I have a severe anxiety disorder with everything from extreme panic attacks, agoraphobia,social phobia,extreme blushing and embarrassment when someone looks or talks to me to every waking second being consumed by a panic in my chest. I feel like i am going crazy and losing myself.I am on medication and awaiting some therapy but im only 24 and i feel like i'd be better off dead because this is ruining my life. Can anyone relate?? any advice?
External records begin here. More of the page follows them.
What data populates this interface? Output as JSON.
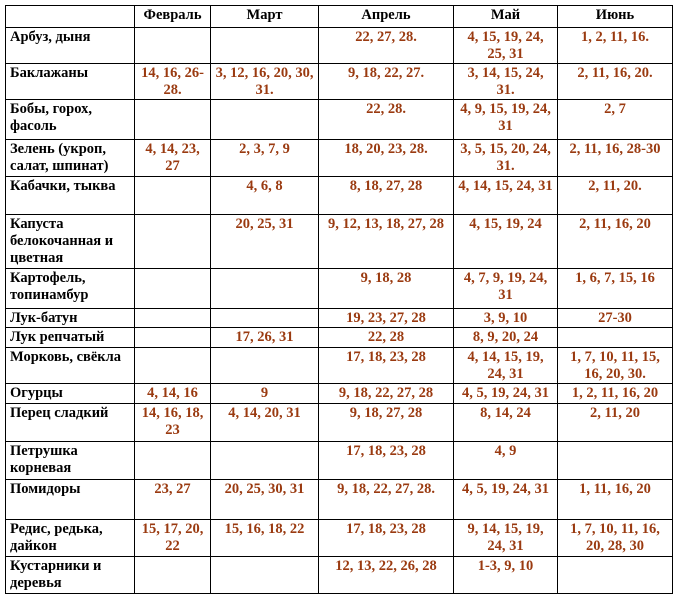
{
  "table": {
    "headers": [
      "",
      "Февраль",
      "Март",
      "Апрель",
      "Май",
      "Июнь"
    ],
    "rows": [
      {
        "name": "Арбуз, дыня",
        "cells": [
          "",
          "",
          "22, 27, 28.",
          "4, 15, 19, 24, 25, 31",
          "1, 2, 11, 16."
        ]
      },
      {
        "name": "Баклажаны",
        "cells": [
          "14, 16, 26-28.",
          "3, 12, 16, 20, 30, 31.",
          "9, 18, 22, 27.",
          "3, 14, 15, 24, 31.",
          "2, 11, 16, 20."
        ]
      },
      {
        "name": "Бобы, горох, фасоль",
        "cells": [
          "",
          "",
          "22, 28.",
          "4, 9, 15, 19, 24, 31",
          "2, 7"
        ]
      },
      {
        "name": "Зелень (укроп, салат, шпинат)",
        "cells": [
          "4, 14, 23, 27",
          "2, 3, 7, 9",
          "18, 20, 23, 28.",
          "3, 5, 15, 20, 24, 31.",
          "2, 11, 16, 28-30"
        ]
      },
      {
        "name": "Кабачки, тыква",
        "cells": [
          "",
          "4, 6, 8",
          "8, 18, 27, 28",
          "4, 14, 15, 24, 31",
          "2, 11, 20."
        ]
      },
      {
        "name": "Капуста белокочанная и цветная",
        "cells": [
          "",
          "20, 25, 31",
          "9, 12, 13, 18, 27, 28",
          "4, 15, 19, 24",
          "2, 11, 16, 20"
        ]
      },
      {
        "name": "Картофель, топинамбур",
        "cells": [
          "",
          "",
          "9, 18, 28",
          "4, 7, 9, 19, 24, 31",
          "1, 6, 7, 15, 16"
        ]
      },
      {
        "name": "Лук-батун",
        "cells": [
          "",
          "",
          "19, 23, 27, 28",
          "3, 9, 10",
          "27-30"
        ]
      },
      {
        "name": "Лук репчатый",
        "cells": [
          "",
          "17, 26, 31",
          "22, 28",
          "8, 9, 20, 24",
          ""
        ]
      },
      {
        "name": "Морковь, свёкла",
        "cells": [
          "",
          "",
          "17, 18, 23, 28",
          "4, 14, 15, 19, 24, 31",
          "1, 7, 10, 11, 15, 16, 20, 30."
        ]
      },
      {
        "name": "Огурцы",
        "cells": [
          "4, 14, 16",
          "9",
          "9, 18, 22, 27, 28",
          "4, 5, 19, 24, 31",
          "1, 2, 11, 16, 20"
        ]
      },
      {
        "name": "Перец сладкий",
        "cells": [
          "14, 16, 18, 23",
          "4, 14, 20, 31",
          "9, 18, 27, 28",
          "8, 14, 24",
          "2, 11, 20"
        ]
      },
      {
        "name": "Петрушка корневая",
        "cells": [
          "",
          "",
          "17, 18, 23, 28",
          "4, 9",
          ""
        ]
      },
      {
        "name": "Помидоры",
        "cells": [
          "23, 27",
          "20, 25, 30, 31",
          "9, 18, 22, 27, 28.",
          "4, 5, 19, 24, 31",
          "1, 11, 16, 20"
        ]
      },
      {
        "name": "Редис, редька, дайкон",
        "cells": [
          "15, 17, 20, 22",
          "15, 16, 18, 22",
          "17, 18, 23, 28",
          "9, 14, 15, 19, 24, 31",
          "1, 7, 10, 11, 16, 20, 28, 30"
        ]
      },
      {
        "name": "Кустарники и деревья",
        "cells": [
          "",
          "",
          "12, 13, 22, 26, 28",
          "1-3, 9, 10",
          ""
        ]
      }
    ],
    "colors": {
      "text": "#000000",
      "values": "#9a3a10",
      "border": "#000000"
    }
  }
}
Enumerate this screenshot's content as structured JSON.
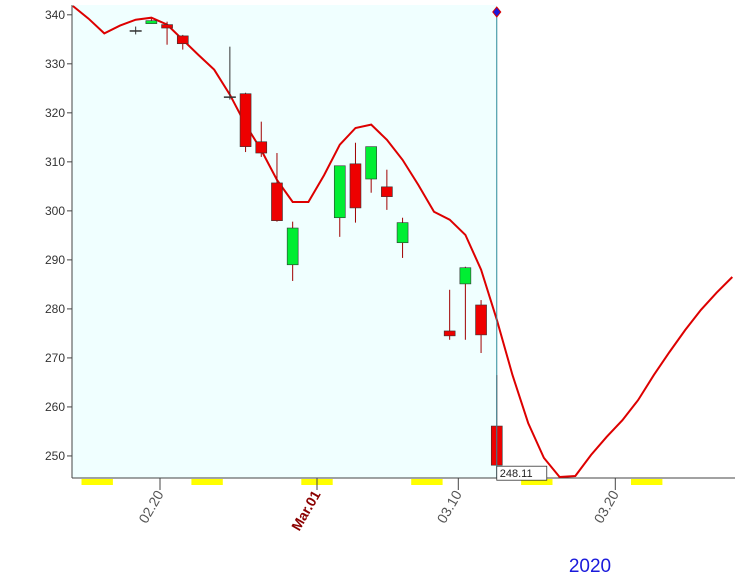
{
  "chart_data": {
    "type": "candlestick",
    "x": [
      "2020-02-18",
      "2020-02-19",
      "2020-02-20",
      "2020-02-21",
      "2020-02-24",
      "2020-02-25",
      "2020-02-26",
      "2020-02-27",
      "2020-02-28",
      "2020-03-02",
      "2020-03-03",
      "2020-03-04",
      "2020-03-05",
      "2020-03-06",
      "2020-03-09",
      "2020-03-10",
      "2020-03-11",
      "2020-03-12"
    ],
    "open": [
      336.7,
      338.2,
      338.0,
      335.7,
      323.2,
      323.9,
      314.1,
      305.7,
      289.0,
      298.6,
      309.6,
      306.5,
      304.9,
      293.5,
      275.5,
      285.1,
      280.8,
      256.1
    ],
    "high": [
      337.6,
      339.2,
      338.6,
      335.9,
      333.5,
      324.1,
      318.2,
      311.8,
      297.8,
      309.2,
      313.9,
      313.1,
      308.4,
      298.6,
      283.9,
      288.6,
      281.8,
      266.5
    ],
    "low": [
      336.0,
      338.2,
      333.9,
      332.9,
      322.7,
      312.0,
      311.0,
      297.8,
      285.7,
      294.7,
      297.6,
      303.7,
      300.2,
      290.4,
      273.7,
      273.7,
      271.0,
      248.11
    ],
    "close": [
      336.7,
      338.8,
      337.3,
      334.1,
      323.2,
      313.1,
      311.8,
      298.0,
      296.5,
      309.2,
      300.6,
      313.1,
      302.9,
      297.6,
      274.5,
      288.4,
      274.7,
      248.11
    ],
    "up_color": "#00ee33",
    "down_color": "#ee0000",
    "doji_color": "#333333",
    "line": {
      "color": "#dd0000",
      "x": [
        "2020-02-14",
        "2020-02-15",
        "2020-02-16",
        "2020-02-17",
        "2020-02-18",
        "2020-02-19",
        "2020-02-20",
        "2020-02-21",
        "2020-02-22",
        "2020-02-23",
        "2020-02-24",
        "2020-02-25",
        "2020-02-26",
        "2020-02-27",
        "2020-02-28",
        "2020-02-29",
        "2020-03-01",
        "2020-03-02",
        "2020-03-03",
        "2020-03-04",
        "2020-03-05",
        "2020-03-06",
        "2020-03-07",
        "2020-03-08",
        "2020-03-09",
        "2020-03-10",
        "2020-03-11",
        "2020-03-12",
        "2020-03-13",
        "2020-03-14",
        "2020-03-15",
        "2020-03-16",
        "2020-03-17",
        "2020-03-18",
        "2020-03-19",
        "2020-03-20",
        "2020-03-21",
        "2020-03-22",
        "2020-03-23",
        "2020-03-24",
        "2020-03-25",
        "2020-03-26",
        "2020-03-27"
      ],
      "values": [
        341.8,
        339.2,
        336.2,
        337.8,
        339.0,
        339.4,
        338.0,
        334.9,
        331.8,
        328.8,
        323.7,
        317.6,
        312.4,
        306.3,
        301.8,
        301.8,
        307.3,
        313.5,
        316.9,
        317.6,
        314.5,
        310.4,
        305.3,
        299.8,
        298.2,
        295.1,
        288.0,
        277.8,
        266.5,
        256.7,
        249.6,
        245.7,
        245.9,
        250.2,
        253.9,
        257.3,
        261.4,
        266.5,
        271.2,
        275.7,
        279.8,
        283.3,
        286.5
      ]
    },
    "annotation": {
      "x": "2020-03-12",
      "value": 248.11
    },
    "ylim": [
      245.5,
      342
    ],
    "yticks": [
      250,
      260,
      270,
      280,
      290,
      300,
      310,
      320,
      330,
      340
    ],
    "xlim": [
      "2020-02-14",
      "2020-03-28"
    ],
    "xticks": [
      {
        "value": "2020-02-20",
        "label": "02.20",
        "color": "#555555"
      },
      {
        "value": "2020-03-01",
        "label": "Mar.01",
        "color": "#8b0000"
      },
      {
        "value": "2020-03-10",
        "label": "03.10",
        "color": "#555555"
      },
      {
        "value": "2020-03-20",
        "label": "03.20",
        "color": "#555555"
      }
    ],
    "x_label": "2020"
  }
}
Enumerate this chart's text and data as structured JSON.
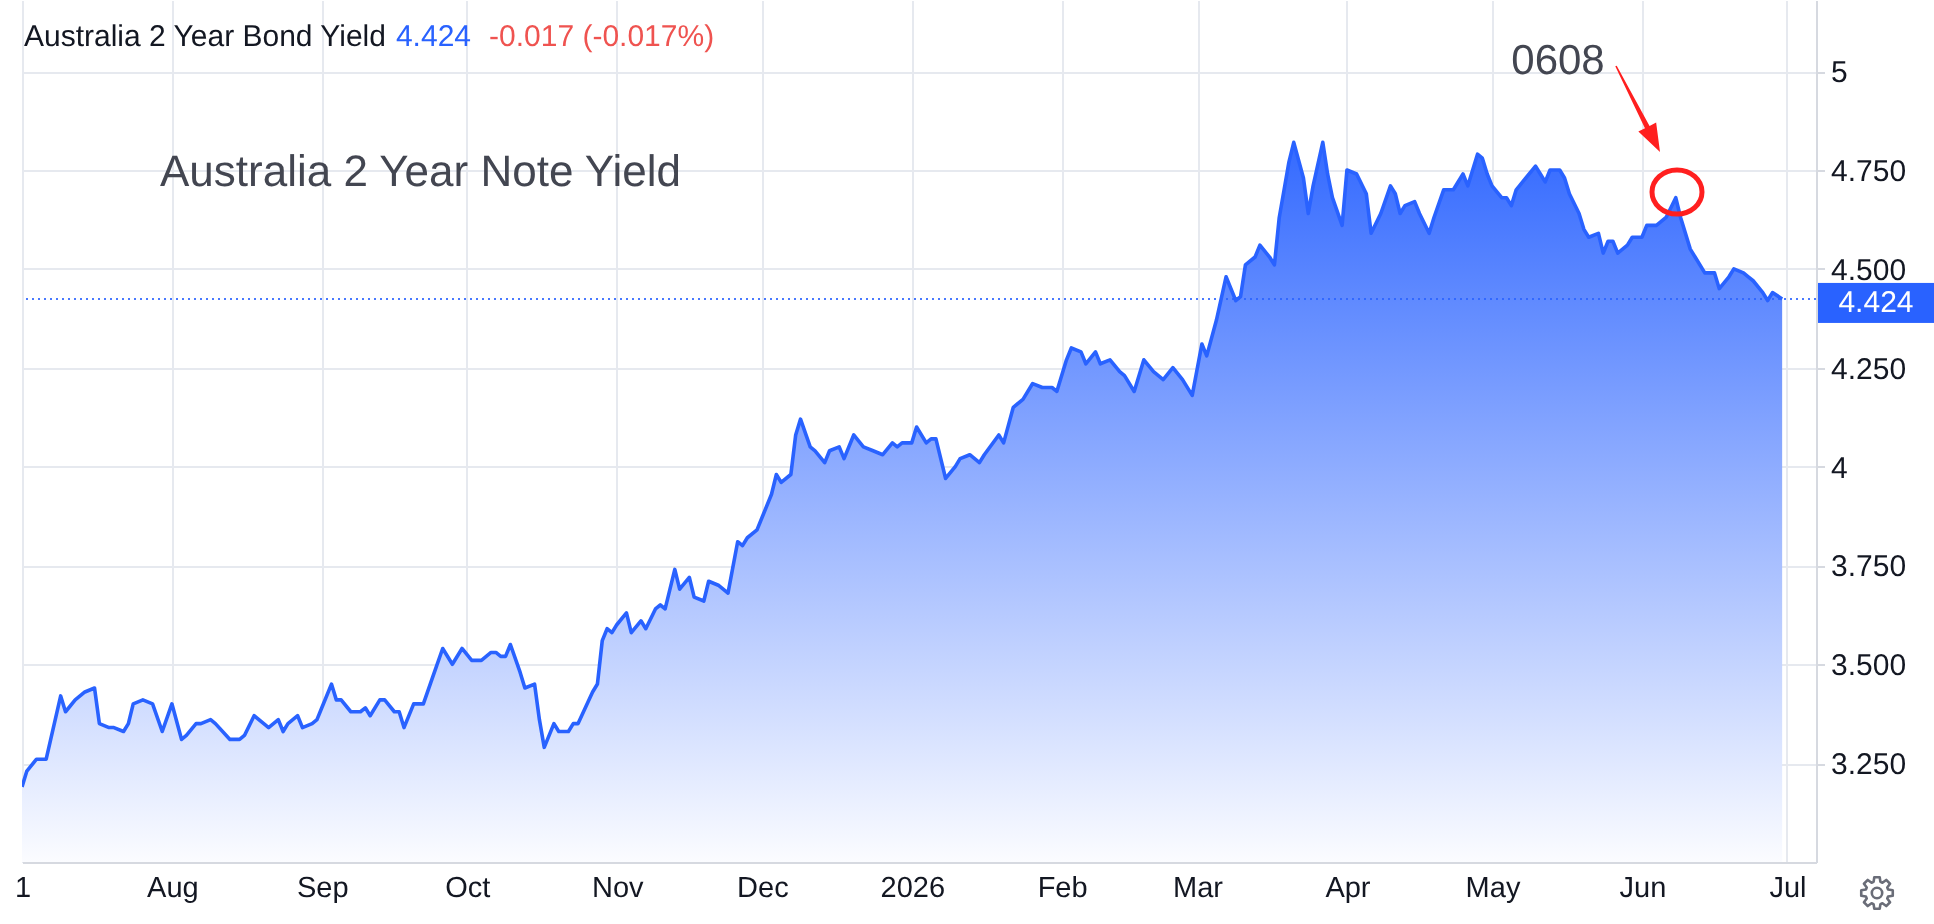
{
  "chart_data": {
    "type": "area",
    "title": "Australia 2 Year Bond Yield",
    "annotations": [
      "4.424",
      "-0.017 (-0.017%)",
      "Australia 2 Year Note Yield",
      "0608"
    ],
    "x": [
      "2025-07-01",
      "2025-07-02",
      "2025-07-04",
      "2025-07-06",
      "2025-07-09",
      "2025-07-10",
      "2025-07-12",
      "2025-07-14",
      "2025-07-16",
      "2025-07-17",
      "2025-07-19",
      "2025-07-20",
      "2025-07-22",
      "2025-07-23",
      "2025-07-24",
      "2025-07-26",
      "2025-07-28",
      "2025-07-30",
      "2025-08-01",
      "2025-08-03",
      "2025-08-04",
      "2025-08-06",
      "2025-08-07",
      "2025-08-09",
      "2025-08-10",
      "2025-08-13",
      "2025-08-15",
      "2025-08-16",
      "2025-08-18",
      "2025-08-20",
      "2025-08-21",
      "2025-08-23",
      "2025-08-24",
      "2025-08-25",
      "2025-08-27",
      "2025-08-28",
      "2025-08-30",
      "2025-08-31",
      "2025-09-01",
      "2025-09-03",
      "2025-09-04",
      "2025-09-05",
      "2025-09-07",
      "2025-09-09",
      "2025-09-10",
      "2025-09-11",
      "2025-09-13",
      "2025-09-14",
      "2025-09-16",
      "2025-09-17",
      "2025-09-18",
      "2025-09-20",
      "2025-09-22",
      "2025-09-24",
      "2025-09-26",
      "2025-09-28",
      "2025-09-30",
      "2025-10-02",
      "2025-10-04",
      "2025-10-06",
      "2025-10-07",
      "2025-10-08",
      "2025-10-09",
      "2025-10-10",
      "2025-10-12",
      "2025-10-13",
      "2025-10-15",
      "2025-10-16",
      "2025-10-17",
      "2025-10-19",
      "2025-10-20",
      "2025-10-22",
      "2025-10-23",
      "2025-10-24",
      "2025-10-27",
      "2025-10-28",
      "2025-10-29",
      "2025-10-30",
      "2025-10-31",
      "2025-11-01",
      "2025-11-03",
      "2025-11-04",
      "2025-11-06",
      "2025-11-07",
      "2025-11-09",
      "2025-11-10",
      "2025-11-11",
      "2025-11-13",
      "2025-11-14",
      "2025-11-16",
      "2025-11-17",
      "2025-11-19",
      "2025-11-20",
      "2025-11-22",
      "2025-11-24",
      "2025-11-26",
      "2025-11-27",
      "2025-11-28",
      "2025-11-30",
      "2025-12-01",
      "2025-12-03",
      "2025-12-04",
      "2025-12-05",
      "2025-12-07",
      "2025-12-08",
      "2025-12-09",
      "2025-12-11",
      "2025-12-12",
      "2025-12-14",
      "2025-12-15",
      "2025-12-17",
      "2025-12-18",
      "2025-12-20",
      "2025-12-22",
      "2025-12-24",
      "2025-12-26",
      "2025-12-28",
      "2025-12-29",
      "2025-12-30",
      "2026-01-01",
      "2026-01-02",
      "2026-01-04",
      "2026-01-05",
      "2026-01-06",
      "2026-01-08",
      "2026-01-10",
      "2026-01-11",
      "2026-01-13",
      "2026-01-15",
      "2026-01-16",
      "2026-01-19",
      "2026-01-20",
      "2026-01-22",
      "2026-01-24",
      "2026-01-26",
      "2026-01-28",
      "2026-01-30",
      "2026-01-31",
      "2026-02-02",
      "2026-02-03",
      "2026-02-05",
      "2026-02-06",
      "2026-02-08",
      "2026-02-09",
      "2026-02-11",
      "2026-02-13",
      "2026-02-14",
      "2026-02-16",
      "2026-02-18",
      "2026-02-20",
      "2026-02-22",
      "2026-02-24",
      "2026-02-26",
      "2026-02-28",
      "2026-03-02",
      "2026-03-03",
      "2026-03-05",
      "2026-03-07",
      "2026-03-09",
      "2026-03-10",
      "2026-03-11",
      "2026-03-13",
      "2026-03-14",
      "2026-03-16",
      "2026-03-17",
      "2026-03-18",
      "2026-03-20",
      "2026-03-21",
      "2026-03-23",
      "2026-03-24",
      "2026-03-25",
      "2026-03-27",
      "2026-03-28",
      "2026-03-29",
      "2026-03-31",
      "2026-04-01",
      "2026-04-03",
      "2026-04-05",
      "2026-04-06",
      "2026-04-08",
      "2026-04-10",
      "2026-04-11",
      "2026-04-12",
      "2026-04-13",
      "2026-04-15",
      "2026-04-16",
      "2026-04-18",
      "2026-04-19",
      "2026-04-21",
      "2026-04-23",
      "2026-04-25",
      "2026-04-26",
      "2026-04-27",
      "2026-04-28",
      "2026-04-29",
      "2026-04-30",
      "2026-05-01",
      "2026-05-03",
      "2026-05-04",
      "2026-05-05",
      "2026-05-06",
      "2026-05-08",
      "2026-05-10",
      "2026-05-11",
      "2026-05-12",
      "2026-05-13",
      "2026-05-15",
      "2026-05-16",
      "2026-05-17",
      "2026-05-19",
      "2026-05-20",
      "2026-05-21",
      "2026-05-23",
      "2026-05-24",
      "2026-05-25",
      "2026-05-26",
      "2026-05-27",
      "2026-05-29",
      "2026-05-30",
      "2026-06-01",
      "2026-06-02",
      "2026-06-04",
      "2026-06-06",
      "2026-06-08",
      "2026-06-09",
      "2026-06-11",
      "2026-06-12",
      "2026-06-14",
      "2026-06-15",
      "2026-06-16",
      "2026-06-17",
      "2026-06-19",
      "2026-06-20",
      "2026-06-22",
      "2026-06-23",
      "2026-06-24",
      "2026-06-26",
      "2026-06-27",
      "2026-06-28",
      "2026-06-30"
    ],
    "series": [
      {
        "color": "#2962ff",
        "values": [
          3.19,
          3.23,
          3.26,
          3.26,
          3.42,
          3.38,
          3.41,
          3.43,
          3.44,
          3.35,
          3.34,
          3.34,
          3.33,
          3.35,
          3.4,
          3.41,
          3.4,
          3.33,
          3.4,
          3.31,
          3.32,
          3.35,
          3.35,
          3.36,
          3.35,
          3.31,
          3.31,
          3.32,
          3.37,
          3.35,
          3.34,
          3.36,
          3.33,
          3.35,
          3.37,
          3.34,
          3.35,
          3.36,
          3.39,
          3.45,
          3.41,
          3.41,
          3.38,
          3.38,
          3.39,
          3.37,
          3.41,
          3.41,
          3.38,
          3.38,
          3.34,
          3.4,
          3.4,
          3.47,
          3.54,
          3.5,
          3.54,
          3.51,
          3.51,
          3.53,
          3.53,
          3.52,
          3.52,
          3.55,
          3.48,
          3.44,
          3.45,
          3.36,
          3.29,
          3.35,
          3.33,
          3.33,
          3.35,
          3.35,
          3.43,
          3.45,
          3.56,
          3.59,
          3.58,
          3.6,
          3.63,
          3.58,
          3.61,
          3.59,
          3.64,
          3.65,
          3.64,
          3.74,
          3.69,
          3.72,
          3.67,
          3.66,
          3.71,
          3.7,
          3.68,
          3.81,
          3.8,
          3.82,
          3.84,
          3.87,
          3.93,
          3.98,
          3.96,
          3.98,
          4.08,
          4.12,
          4.05,
          4.04,
          4.01,
          4.04,
          4.05,
          4.02,
          4.08,
          4.05,
          4.04,
          4.03,
          4.06,
          4.05,
          4.06,
          4.06,
          4.1,
          4.06,
          4.07,
          4.07,
          3.97,
          4.0,
          4.02,
          4.03,
          4.01,
          4.03,
          4.08,
          4.06,
          4.15,
          4.17,
          4.21,
          4.2,
          4.2,
          4.19,
          4.27,
          4.3,
          4.29,
          4.26,
          4.29,
          4.26,
          4.27,
          4.24,
          4.23,
          4.19,
          4.27,
          4.24,
          4.22,
          4.25,
          4.22,
          4.18,
          4.31,
          4.28,
          4.37,
          4.48,
          4.42,
          4.43,
          4.51,
          4.53,
          4.56,
          4.53,
          4.51,
          4.63,
          4.77,
          4.82,
          4.73,
          4.64,
          4.71,
          4.82,
          4.74,
          4.68,
          4.61,
          4.75,
          4.74,
          4.69,
          4.59,
          4.64,
          4.71,
          4.69,
          4.64,
          4.66,
          4.67,
          4.64,
          4.59,
          4.63,
          4.7,
          4.7,
          4.74,
          4.71,
          4.75,
          4.79,
          4.78,
          4.74,
          4.71,
          4.68,
          4.68,
          4.66,
          4.7,
          4.73,
          4.76,
          4.74,
          4.72,
          4.75,
          4.75,
          4.73,
          4.69,
          4.64,
          4.6,
          4.58,
          4.59,
          4.54,
          4.57,
          4.57,
          4.54,
          4.56,
          4.58,
          4.58,
          4.61,
          4.61,
          4.63,
          4.68,
          4.63,
          4.55,
          4.53,
          4.49,
          4.49,
          4.49,
          4.45,
          4.48,
          4.5,
          4.49,
          4.48,
          4.47,
          4.44,
          4.42,
          4.44,
          4.424
        ]
      }
    ],
    "xlim": [
      "2025-07-01",
      "2026-07-07"
    ],
    "xticks": [
      {
        "value": "2025-07-01",
        "label": "1"
      },
      {
        "value": "2025-08-01",
        "label": "Aug"
      },
      {
        "value": "2025-09-01",
        "label": "Sep"
      },
      {
        "value": "2025-10-01",
        "label": "Oct"
      },
      {
        "value": "2025-11-01",
        "label": "Nov"
      },
      {
        "value": "2025-12-01",
        "label": "Dec"
      },
      {
        "value": "2026-01-01",
        "label": "2026"
      },
      {
        "value": "2026-02-01",
        "label": "Feb"
      },
      {
        "value": "2026-03-01",
        "label": "Mar"
      },
      {
        "value": "2026-04-01",
        "label": "Apr"
      },
      {
        "value": "2026-05-01",
        "label": "May"
      },
      {
        "value": "2026-06-01",
        "label": "Jun"
      },
      {
        "value": "2026-07-01",
        "label": "Jul"
      }
    ],
    "ylim": [
      3.0,
      5.18
    ],
    "yticks": [
      {
        "value": 3.25,
        "label": "3.250"
      },
      {
        "value": 3.5,
        "label": "3.500"
      },
      {
        "value": 3.75,
        "label": "3.750"
      },
      4,
      {
        "value": 4.25,
        "label": "4.250"
      },
      {
        "value": 4.5,
        "label": "4.500"
      },
      {
        "value": 4.75,
        "label": "4.750"
      },
      5
    ],
    "ref_lines": [
      {
        "axis": "y",
        "value": 4.424,
        "label": "4.424",
        "color": "#2962ff",
        "line_style": "dotted"
      }
    ],
    "grid": true
  }
}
Anxiety disorder is ruining my life. Any h... - Anxiety Support
hi kayleigh123, ive been suffering with panic attacks, anxiety, depression - which is nderstandable with all this going on, agoraphobia, social anxiety, health anxity......god its never ending isnt it. you are not alone and have come to the right place. so your on meds thats good, waiting for therapy thats also good but it sounds like you need to get yourself int a little routine that relaxes you alittle at least. and i know its easier said than done but for me personally when im at my worst i listen to hypnotherapy on youtube, sit in my massage chair, burn lavender oil, try and read or watch someing that really grips me, i try and do something that takes my mind away from how bloody awful i feel. had a bad day yesterday cos im due on and im always a bag of nerves when that time rolls round, and dont laugh but i was knitting cos it took my concentration and i had relaxation music on called zen garden. try different things and see what works for you. hoppfully your turn for therapy will come round soon but if you really cant cope before then call your gp and get an appointment asap its there job to help you its what there paid for so dont feel like apest. also you can go into holland and barrett and tell them what meds your on and ask what you can take for anxiety that might also help. xxxxx
thank you sam1981. your answer is exactly the same as what my family and closest people have been telling me, find a hobby,anything i may enjoy to take my mind of the constant dread,so maybe its time i try this. I am unable to work because of my anxiety so my days are pretty dull and lifeless,i dont actually have any hobbies that have come naturally to me so im going to have to work at finding things i am going to enjoy. I will try some youtube hypnotherapy
Its funny what you said about the doctor, I do feel i am a pest or a burden when i reach out for help because i have had some very negative responses such as 'oh well everyone gets nervous you just have to get a grip' or 'you're only making it up so you dont have to do anything about it/you enjoy being ill' so i find it extrememly difficult reaching out for help. This site seems to be full of friendly people supporting each other and i look forward to being on here. thanks for your advice x
I can relate, you are not alone, deep breaths.
I have the same fears as you. I don't want people to look at me, talk to me, I can't go out unless to GP. I spend most of my day in my nest, a room at the top of the house so I won't hear a knock at the door as it freaks me out.
I get bad panic attacks thinking of things that have, will, might happen, always to the extreme.
How long have you been on your meds, as mine can make anxiety worse. I know. Crazy right.
Don't ever say you'll be better of dead as you won't, you'll be sent strait back and go through it all again till you get it right. That's why we get de ja vou. lol
I had my first session today and I feel it's going to help so please never say never.
When feeling down, alone, sad, come here and talk to us lot.
We may be able to help with advice, support or just put a smile on your face
thanks cookiepatch i feel this site will be helpful to me. I have been on my medication (propranolol)since i was 17,its the only way i even get down the stairs!! i can totally relate staying in your little nest,i do the same! i am renting a room in a shared house where everyone else is out most of the time so thats great for me as i have an intense fear of people,even started to get really embarrassed when my mum/closest friends look at me,it seems ridiculous..its how people communicate by looking at one another but it makes me blush like a burnt tomato then i get an attack because im so aware im blushing...urgh,so i avoid pretty much anything that involves people....aka hermit crab! :/
I dont want to die, but i do feel like i am losing myself in this,like its some huge swirling sea that i am drowning in. I hope my counselling sessions are going to help, how will i talk face to face!!??! this is what i am most afraid of.
Thank you for kind words x
Dont worry about the councelling sessions, I can asure you they wont be like your experiences with the doctors.
They understand, they wont judge, you can be, do whatever, and its ok. Even if you wanted to face the other way so they dont see you bushing, I'm sure they could suggest something.
Dont punch them though
When I first went I had to be in a room with a door to the outside before I could even get in to see the therepist, and the door had to be open, lol. And they accomodated me, bless them.
Wishing you well
thanks baylien. I think this is what i am most nervous about as i have already missed my first appointment through travel issues so my therapist is mad at me so its added extra stress and anxiety. i hope she (my therapist) has worked with people with anxiety disorders before,i will have to explain to her before we start the sessions as i really need to engage in some therapy
Phone your therapist and explain it to her, she will understand.
All anxiety disorders result from defieciency of neurotransmitters like serotonin,dopamine.anxiety causes shallow chest breathing which causes circulatory problem.so do yogic breathing for 15 minutes in the morning and evening. eat healthy diet.engage yourself in physical activities.you will start to improve.